In many countries across the world, car accidents are said to occur after every 10 seconds. This amounts to thousands of traffic accidents every year in these countries. If your car gets damaged due to an accident, then your vehicle is said to have permanent diminished value.
The term diminished value refers to when a vehicle is involved in an accident and gets damaged physically, structurally and cosmetically. Even if the automobile gets fixed back to a new-like condition and looks immaculate, it will not have the same worth as it had before the crash. What it was worth before the car crash and what it is worth now after the crash, the difference is the diminished value.
Austin diminished value is a common phenomenon and actually exists. Towns such as Austin require full disclosure of accidents which occurs to a vehicle because some buyers would not like to purchase cars that have been involved in an accident. Most buyers need a car that has never ever been in an accident and even if they do, it should go for way less than that which has not been involved in an accident.
Firms like Hansen Price use the following three types of diminished value to apply to claims.
Immediate Diminished Value
This is the first type of diminished value and refers to the difference in the resale value of the automobile as a result of the crash it was involved in.
Inherent Diminished Value
The inherent diminished value, on the other hand, refers to the loss of market value of the vehicle involved in the car crash.
Repair Related-diminished Value
This is the last type of diminished value and identifies with the depreciated amount of the vehicle due to improper repairs, poor quality repairs, or having some repair work not completed.

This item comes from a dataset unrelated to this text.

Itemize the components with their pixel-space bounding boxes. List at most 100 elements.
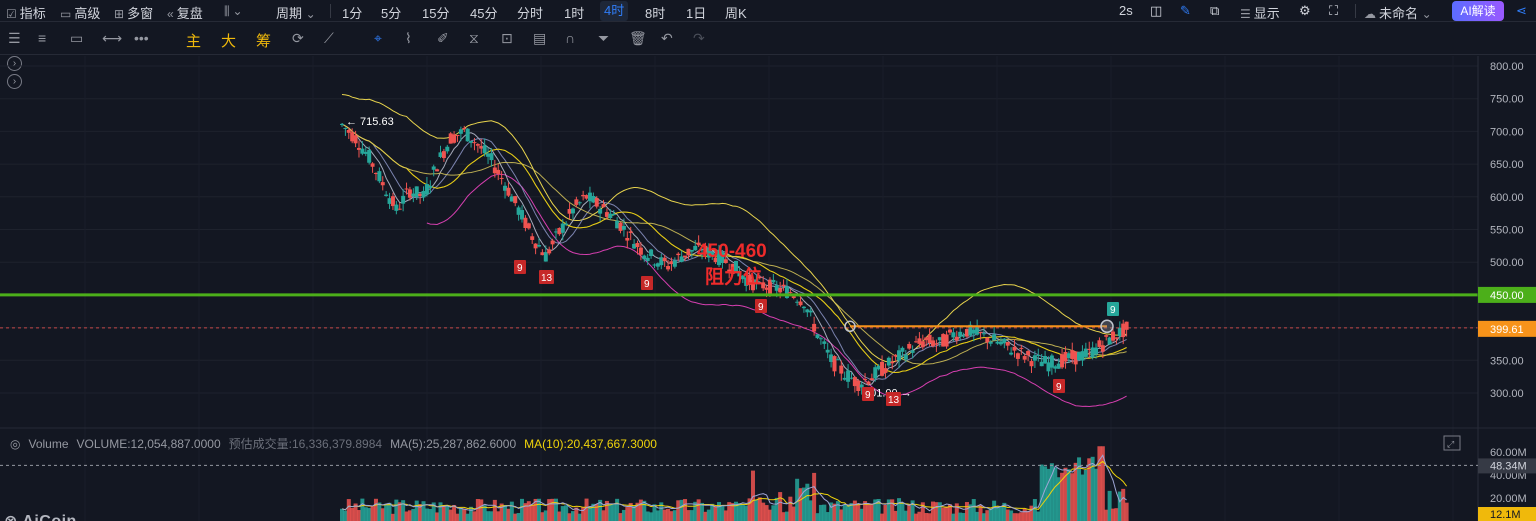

Houston diminished value, for instance, can be filed by individuals that were involved in the vehicle collision as long as they were not the ones who caused it. The types of diminished values for insurance claims comprise of first-party or third-party insurance claims. First-party ensures that the person who ruined his or her own car has his or her own car insurer paying the claim. For people who did not cause the accident, the insurance company of the person that caused the crash will have to pay the claim and is what is referred to as the third-party diminished value claim.
Several factors go into calculating the exact diminished value of your vehicle after an accident, and they include the age of the car, pre-accident condition, value of the car before it was damaged as a result of the accident, mileage and if it has ever been involved in another accident before.
It is not easy to pursue a diminished value claim by yourself and is why you are advised to hire a personal injury lawyer with significant expertise in this area.